Ovarian tissue cryopreservation, an increasingly common fertility preservation option for those undergoing cancer treatment, may also be viable for men and nonbinary people who wish to someday carry a pregnancy themselves. Transmasculine patients who have a uterus, ovaries and a vagina may become pregnant spontaneously or through IVF after discontinuing testosterone, although research on this matter is sparse. Ideally, fertility preservation should occur before a patient begins hormone therapy.

Ultrasound and Trans Patient Care: Sensitivity and Terminology

Ultrasound-guided oocyte retrieval and cryopreservation is a clinically established mode of fertility preservation in trans men, but its success does not preclude discomfort in some patients.

Even undergoing a routine transvaginal ultrasound exam can be traumatic for some trans patients. Although more research is needed, one small study in Human Reproduction found that the genital examinations and physical changes that can accompany fertility preservation can sometimes trigger gender dysphoria.

Gynecologists can help ease these feelings of discomfort and distress by using gender-neutral language ("gestational parent" instead of "mother"), nongendered names for body parts ("chest" instead of "breasts") and every patient's personally specified gender pronouns.

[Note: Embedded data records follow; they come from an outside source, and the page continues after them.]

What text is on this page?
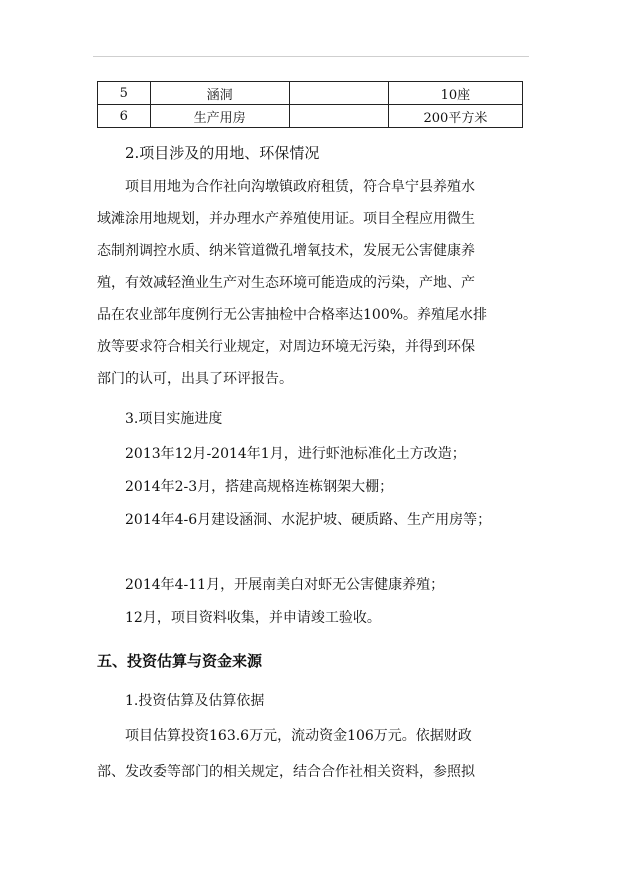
5	涵洞		10座
6	生产用房		200平方米
2.项目涉及的用地、环保情况
项目用地为合作社向沟墩镇政府租赁，符合阜宁县养殖水
域滩涂用地规划，并办理水产养殖使用证。项目全程应用微生
态制剂调控水质、纳米管道微孔增氧技术，发展无公害健康养
殖，有效减轻渔业生产对生态环境可能造成的污染，产地、产
品在农业部年度例行无公害抽检中合格率达100%。养殖尾水排
放等要求符合相关行业规定，对周边环境无污染，并得到环保
部门的认可，出具了环评报告。
3.项目实施进度
2013年12月-2014年1月，进行虾池标准化土方改造；
2014年2-3月，搭建高规格连栋钢架大棚；
2014年4-6月建设涵洞、水泥护坡、硬质路、生产用房等；
2014年4-11月，开展南美白对虾无公害健康养殖；
12月，项目资料收集，并申请竣工验收。
五、投资估算与资金来源
1.投资估算及估算依据
项目估算投资163.6万元，流动资金106万元。依据财政
部、发改委等部门的相关规定，结合合作社相关资料，参照拟
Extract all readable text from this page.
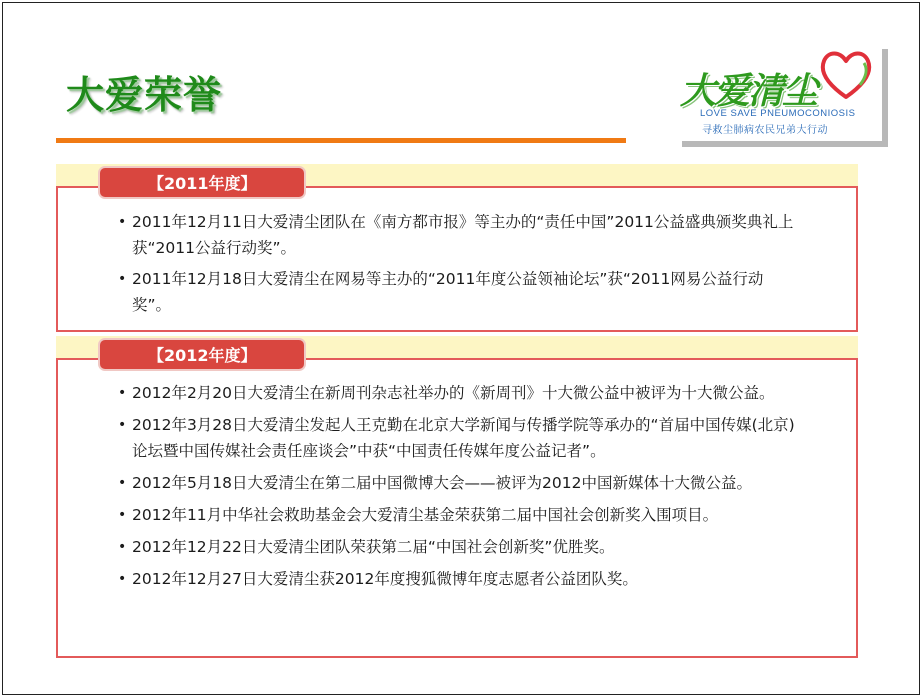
大爱荣誉	大爱清尘
LOVE SAVE PNEUMOCONIOSIS
寻救尘肺病农民兄弟大行动
【2011年度】
• 2011年12月11日大爱清尘团队在《南方都市报》等主办的“责任中国”2011公益盛典颁奖典礼上 获“2011公益行动奖”。
• 2011年12月18日大爱清尘在网易等主办的“2011年度公益领袖论坛”获“2011网易公益行动奖”。
【2012年度】
• 2012年2月20日大爱清尘在新周刊杂志社举办的《新周刊》十大微公益中被评为十大微公益。
• 2012年3月28日大爱清尘发起人王克勤在北京大学新闻与传播学院等承办的“首届中国传媒(北京)论坛暨中国传媒社会责任座谈会”中获“中国责任传媒年度公益记者”。
• 2012年5月18日大爱清尘在第二届中国微博大会——被评为2012中国新媒体十大微公益。
• 2012年11月中华社会救助基金会大爱清尘基金荣获第二届中国社会创新奖入围项目。
• 2012年12月22日大爱清尘团队荣获第二届“中国社会创新奖”优胜奖。
• 2012年12月27日大爱清尘获2012年度搜狐微博年度志愿者公益团队奖。
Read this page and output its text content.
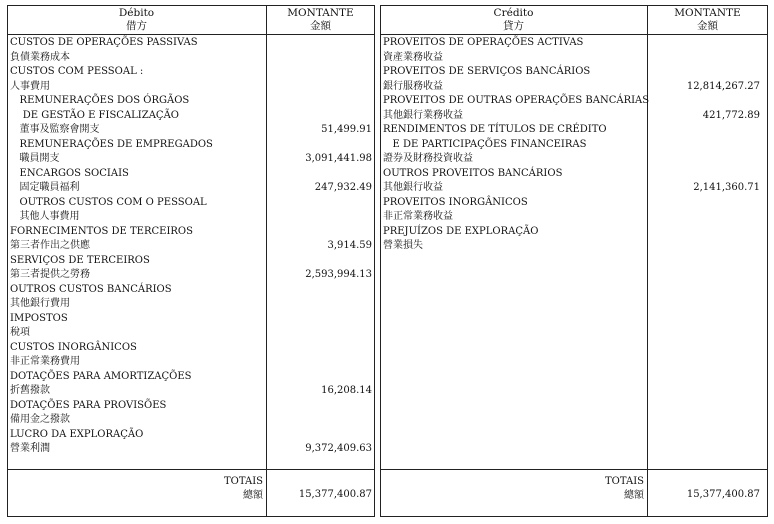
Débito
借方
MONTANTE
金額
Crédito
貸方
MONTANTE
金額
CUSTOS DE OPERAÇÕES PASSIVAS
負債業務成本
CUSTOS COM PESSOAL :
人事費用
REMUNERAÇÕES DOS ÓRGÃOS
DE GESTÃO E FISCALIZAÇÃO
董事及監察會開支
REMUNERAÇÕES DE EMPREGADOS
職員開支
ENCARGOS SOCIAIS
固定職員福利
OUTROS CUSTOS COM O PESSOAL
其他人事費用
FORNECIMENTOS DE TERCEIROS
第三者作出之供應
SERVIÇOS DE TERCEIROS
第三者提供之勞務
OUTROS CUSTOS BANCÁRIOS
其他銀行費用
IMPOSTOS
稅項
CUSTOS INORGÂNICOS
非正常業務費用
DOTAÇÕES PARA AMORTIZAÇÕES
折舊撥款
DOTAÇÕES PARA PROVISÕES
備用金之撥款
LUCRO DA EXPLORAÇÃO
營業利潤
51,499.91
3,091,441.98
247,932.49
3,914.59
2,593,994.13
16,208.14
9,372,409.63
PROVEITOS DE OPERAÇÕES ACTIVAS
資產業務收益
PROVEITOS DE SERVIÇOS BANCÁRIOS
銀行服務收益
PROVEITOS DE OUTRAS OPERAÇÕES BANCÁRIAS
其他銀行業務收益
RENDIMENTOS DE TÍTULOS DE CRÉDITO
E DE PARTICIPAÇÕES FINANCEIRAS
證券及財務投資收益
OUTROS PROVEITOS BANCÁRIOS
其他銀行收益
PROVEITOS INORGÂNICOS
非正常業務收益
PREJUÍZOS DE EXPLORAÇÃO
營業損失
12,814,267.27
421,772.89
2,141,360.71
TOTAIS
總額	15,377,400.87
TOTAIS
總額	15,377,400.87
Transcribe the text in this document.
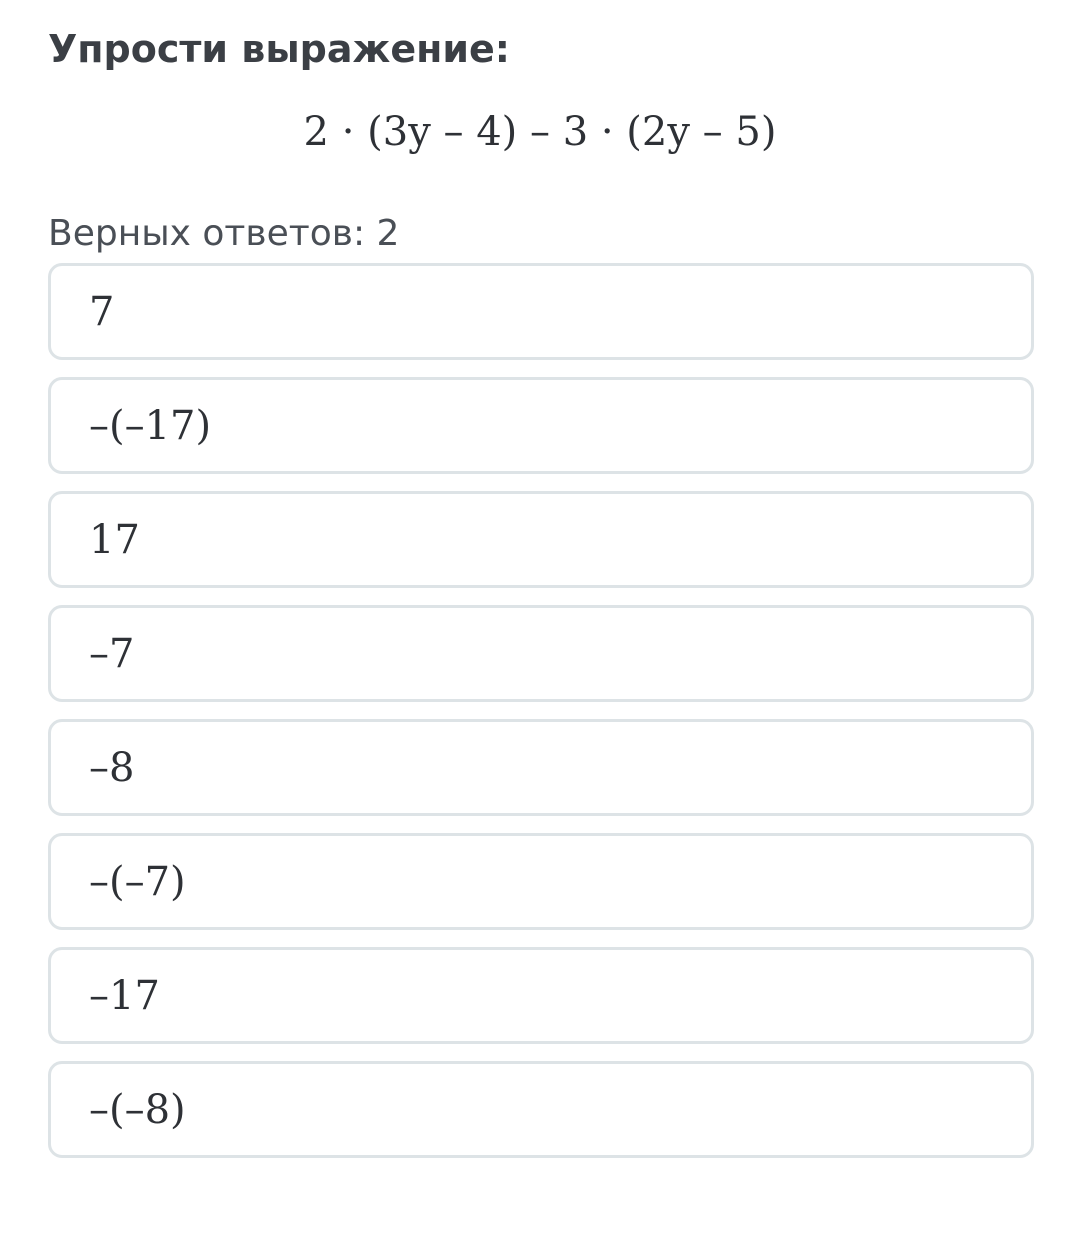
Упрости выражение:
2 · (3y – 4) – 3 · (2y – 5)
Верных ответов: 2
7
–(–17)
17
–7
–8
–(–7)
–17
–(–8)
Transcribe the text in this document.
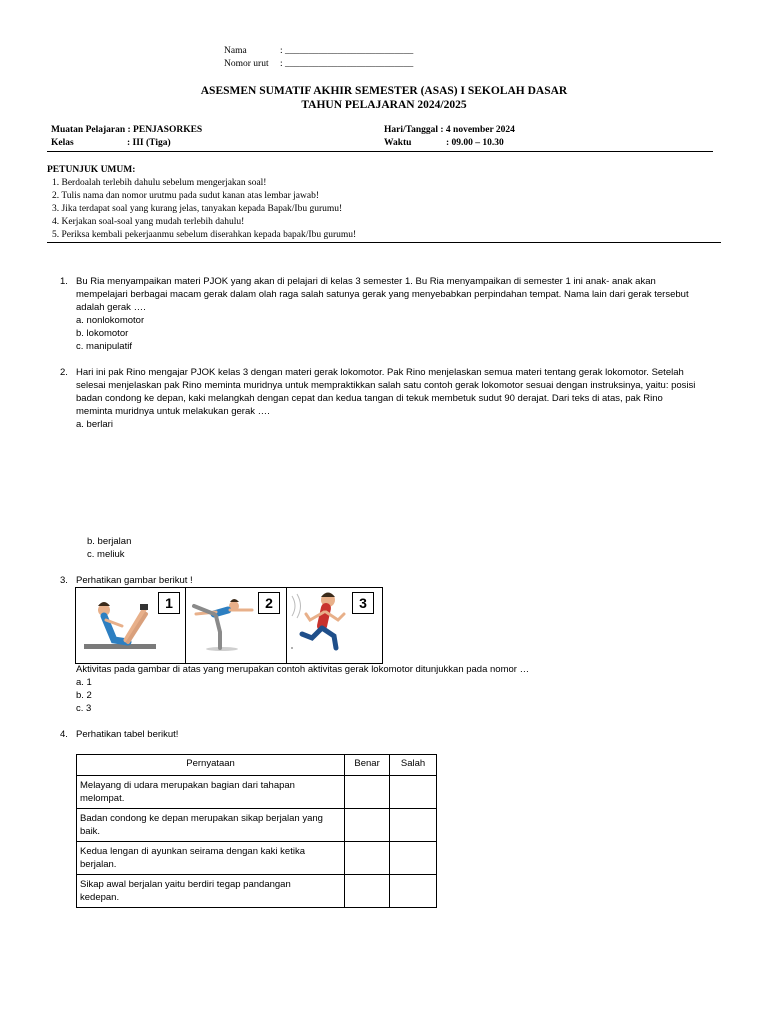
Nama	: ___________________________
Nomor urut : ___________________________
ASESMEN SUMATIF AKHIR SEMESTER (ASAS) I SEKOLAH DASAR
TAHUN PELAJARAN 2024/2025
Muatan Pelajaran : PENJASORKES
Kelas	: III (Tiga)
Hari/Tanggal : 4 november 2024
Waktu	: 09.00 – 10.30
PETUNJUK UMUM:
1. Berdoalah terlebih dahulu sebelum mengerjakan soal!
2. Tulis nama dan nomor urutmu pada sudut kanan atas lembar jawab!
3. Jika terdapat soal yang kurang jelas, tanyakan kepada Bapak/Ibu gurumu!
4. Kerjakan soal-soal yang mudah terlebih dahulu!
5. Periksa kembali pekerjaanmu sebelum diserahkan kepada bapak/Ibu gurumu!
1. Bu Ria menyampaikan materi PJOK yang akan di pelajari di kelas 3 semester 1. Bu Ria menyampaikan di semester 1 ini anak- anak akan
mempelajari berbagai macam gerak dalam olah raga salah satunya gerak yang menyebabkan perpindahan tempat. Nama lain dari gerak tersebut
adalah gerak ….
a. nonlokomotor
b. lokomotor
c. manipulatif
2. Hari ini pak Rino mengajar PJOK kelas 3 dengan materi gerak lokomotor. Pak Rino menjelaskan semua materi tentang gerak lokomotor. Setelah
selesai menjelaskan pak Rino meminta muridnya untuk mempraktikkan salah satu contoh gerak lokomotor sesuai dengan instruksinya, yaitu: posisi
badan condong ke depan, kaki melangkah dengan cepat dan kedua tangan di tekuk membetuk sudut 90 derajat. Dari teks di atas, pak Rino
meminta muridnya untuk melakukan gerak ….
a. berlari
b. berjalan
c. meliuk
3. Perhatikan gambar berikut !
1	2	3
Aktivitas pada gambar di atas yang merupakan contoh aktivitas gerak lokomotor ditunjukkan pada nomor …
a. 1
b. 2
c. 3
4. Perhatikan tabel berikut!
Pernyataan	Benar	Salah
Melayang di udara merupakan bagian dari tahapan
melompat.		
Badan condong ke depan merupakan sikap berjalan yang
baik.		
Kedua lengan di ayunkan seirama dengan kaki ketika
berjalan.		
Sikap awal berjalan yaitu berdiri tegap pandangan
kedepan.		
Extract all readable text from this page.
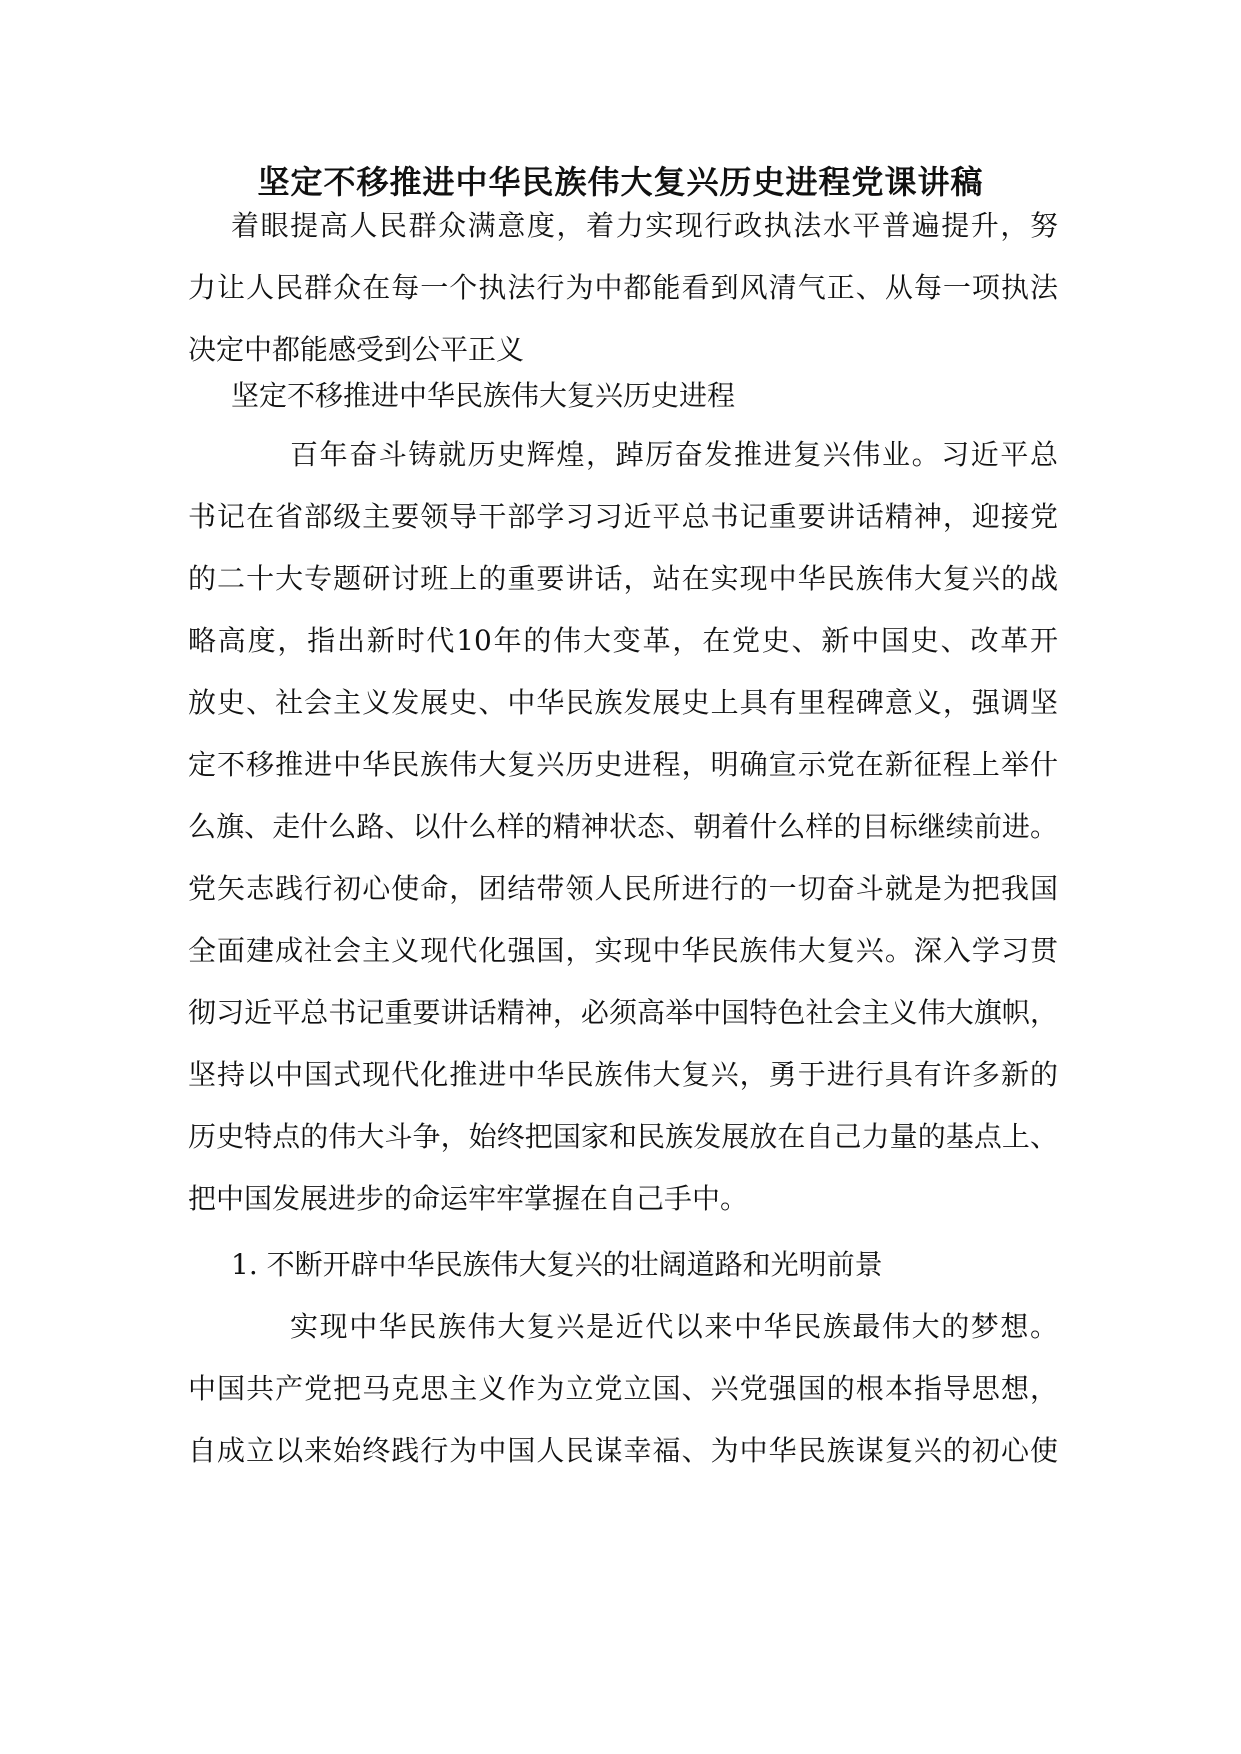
坚定不移推进中华民族伟大复兴历史进程党课讲稿
着眼提高人民群众满意度，着力实现行政执法水平普遍提升，努
力让人民群众在每一个执法行为中都能看到风清气正、从每一项执法
决定中都能感受到公平正义
坚定不移推进中华民族伟大复兴历史进程
百年奋斗铸就历史辉煌，踔厉奋发推进复兴伟业。习近平总
书记在省部级主要领导干部学习习近平总书记重要讲话精神，迎接党
的二十大专题研讨班上的重要讲话，站在实现中华民族伟大复兴的战
略高度，指出新时代10年的伟大变革，在党史、新中国史、改革开
放史、社会主义发展史、中华民族发展史上具有里程碑意义，强调坚
定不移推进中华民族伟大复兴历史进程，明确宣示党在新征程上举什
么旗、走什么路、以什么样的精神状态、朝着什么样的目标继续前进。
党矢志践行初心使命，团结带领人民所进行的一切奋斗就是为把我国
全面建成社会主义现代化强国，实现中华民族伟大复兴。深入学习贯
彻习近平总书记重要讲话精神，必须高举中国特色社会主义伟大旗帜，
坚持以中国式现代化推进中华民族伟大复兴，勇于进行具有许多新的
历史特点的伟大斗争，始终把国家和民族发展放在自己力量的基点上、
把中国发展进步的命运牢牢掌握在自己手中。
1. 不断开辟中华民族伟大复兴的壮阔道路和光明前景
实现中华民族伟大复兴是近代以来中华民族最伟大的梦想。
中国共产党把马克思主义作为立党立国、兴党强国的根本指导思想，
自成立以来始终践行为中国人民谋幸福、为中华民族谋复兴的初心使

Since a "low level of healthcare provider awareness" was also a common experience for the Obstetrics and Gynecology study participants, clinicians should make an effort to expand their definition of who can carry a pregnancy and give birth, and to improve their knowledge of trans patients' unique care needs.

Some transmasculine patients may benefit from counseling and the support of family and friends while they are undergoing fertility preservation. Just as with any other patient, communication is key for gynecologists who wish to help trans men navigate their fertility options.